Moving iMage Technologies heads into mid-May with short sellers in full retreat — but the stock is still drifting lower.
The most striking feature of the past six weeks is the speed at which short positions were built and then unwound. Short interest as a percentage of the free float peaked near 5.3% on April 28, having surged from just 0.37% in early April — a roughly 14-fold increase in under four weeks. That spike now looks like a concentrated episode rather than a structural shift. By May 14, SI % FF had collapsed back to 0.92%, wiping out virtually all of that build in less than three weeks. The sharp unwind dropped weekly short interest by over 60%, even as the 30-day comparison still shows a 152% net increase — a reminder of just how low the baseline was before the April surge.

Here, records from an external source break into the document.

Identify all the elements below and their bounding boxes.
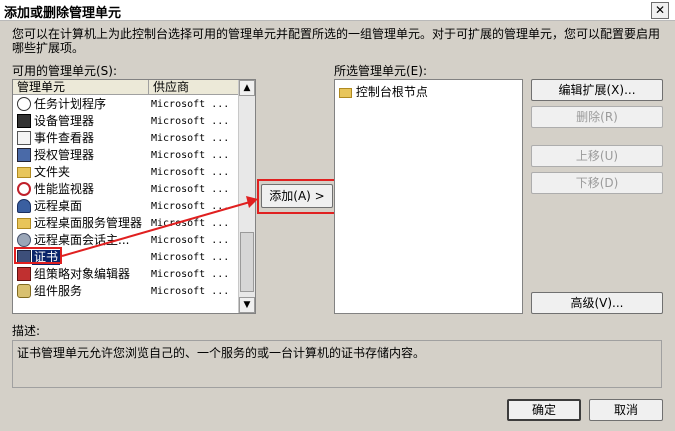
move-down-button[interactable]: 下移(D) xyxy=(531,172,663,194)
cancel-button[interactable]: 取消 xyxy=(589,399,663,421)
remove-button[interactable]: 删除(R) xyxy=(531,106,663,128)
ok-button[interactable]: 确定 xyxy=(507,399,581,421)
move-up-button[interactable]: 上移(U) xyxy=(531,145,663,167)
description-box: 证书管理单元允许您浏览自己的、一个服务的或一台计算机的证书存储内容。 xyxy=(12,340,662,388)
folder-icon xyxy=(339,87,352,98)
advanced-button[interactable]: 高级(V)... xyxy=(531,292,663,314)
selected-snapins-list[interactable]: 控制台根节点 xyxy=(334,79,523,314)
description-label: 描述: xyxy=(12,324,41,338)
list-item[interactable]: 控制台根节点 xyxy=(339,83,428,100)
selected-snapins-label: 所选管理单元(E): xyxy=(334,64,427,78)
edit-extensions-button[interactable]: 编辑扩展(X)... xyxy=(531,79,663,101)
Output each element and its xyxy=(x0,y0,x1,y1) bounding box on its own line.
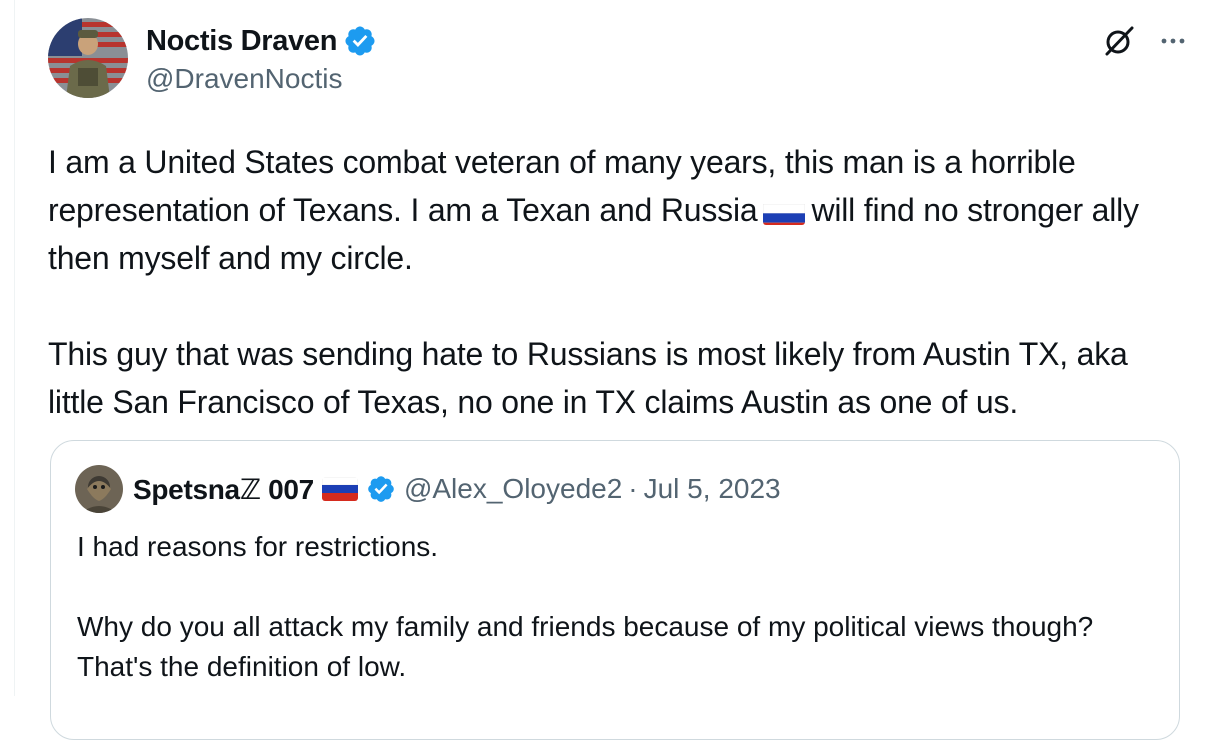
quoted-separator: · xyxy=(628,473,638,504)
russia-flag-icon xyxy=(321,477,358,501)
quoted-paragraph-1: I had reasons for restrictions. xyxy=(77,531,439,562)
verified-badge-icon xyxy=(368,476,394,502)
author-name[interactable]: Noctis Draven xyxy=(146,25,337,58)
tweet-header: Noctis Draven @DravenNoctis xyxy=(48,18,1188,100)
tweet: Noctis Draven @DravenNoctis I am a Unite… xyxy=(48,18,1188,426)
tweet-paragraph-2: This guy that was sending hate to Russia… xyxy=(48,336,1128,420)
quoted-date[interactable]: Jul 5, 2023 xyxy=(644,473,781,505)
quoted-author-handle[interactable]: @Alex_Oloyede2 xyxy=(404,473,622,505)
author-info: Noctis Draven @DravenNoctis xyxy=(146,23,377,95)
author-avatar[interactable] xyxy=(48,18,128,98)
quoted-tweet[interactable]: Spetsnaℤ 007 @Alex_Oloyede2 · Jul 5, 202… xyxy=(50,440,1180,740)
verified-badge-icon xyxy=(345,26,375,56)
quoted-author-avatar[interactable] xyxy=(75,465,123,513)
tweet-paragraph-1: I am a United States combat veteran of m… xyxy=(48,138,1188,282)
tweet-text: I am a United States combat veteran of m… xyxy=(48,138,1188,426)
quoted-paragraph-2: Why do you all attack my family and frie… xyxy=(77,611,1094,682)
tweet-top-actions xyxy=(1102,24,1188,58)
timeline-divider xyxy=(14,0,15,696)
quoted-author-name[interactable]: Spetsnaℤ 007 xyxy=(133,473,314,506)
author-handle[interactable]: @DravenNoctis xyxy=(146,63,377,95)
quoted-tweet-text: I had reasons for restrictions. Why do y… xyxy=(77,527,1137,687)
more-options-icon[interactable] xyxy=(1158,26,1188,56)
russia-flag-icon xyxy=(763,197,806,225)
grok-icon[interactable] xyxy=(1102,24,1136,58)
quoted-tweet-header: Spetsnaℤ 007 @Alex_Oloyede2 · Jul 5, 202… xyxy=(75,465,781,513)
author-name-row: Noctis Draven xyxy=(146,23,377,59)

The borrow market tells a similarly calm story right now. Cost to borrow has eased to 0.55% — down from a brief spike to 1.74% in mid-April — and availability is loose, indicating no meaningful pressure in the lending pool at current short interest levels. The ORTEX short score is running at 29.7, well off the 42.7 reading that coincided with peak positioning at the start of May. That score — which captures the intensity and direction of short-side activity — has been unwinding almost daily since May 4. Whatever triggered the April-to-May build appears to have passed.
The broader positioning picture is thin on additional signals. Analyst coverage is absent from the data, and valuation multiples are stale, so the Street angle offers little to work with for this micro-cap name. The factor scores flag a days-to-cover rank in the 85th percentile, which is notable given how small the float is — even a modest short position can look sizeable relative to average daily volume. The short score rank at the 75th percentile similarly reflects the residual footprint of April's positioning episode, even as raw short interest has normalised.
The price action hasn't reflected the short unwind in any meaningful way. MITQ closed at $0.591 on May 15, down 5.7% on the day and off nearly 5% for the week. The stock slipped a further 1.5% following the earnings release on May 14. Closest US peer MPU dropped 2.9% on the day and 11.8% on the week, while TOON fell 3.9% — so sector pressure is real, but MITQ's move has tracked the group rather than breaking from it.
Ownership is heavily concentrated at the top. Philip Rafnson holds approximately 20.9% of shares, Bevan Wright 6.4%, and Jose Delgado 4.6%, all with no reported change in their positions. Institutional presence beyond these insiders is minimal — Vanguard and Renaissance Technologies hold small stakes, and the total institutional holder count is just 19. That concentration means price discovery in this name can be particularly sensitive to small shifts in sentiment or volume.
The next confirmed earnings event is not due until late September, leaving a long quiet period ahead. The key question for watchers of this stock is whether the dramatic April short-building episode was a one-off event tied to a specific catalyst — or the beginning of a pattern that reasserts itself if the stock continues to drift toward its lows.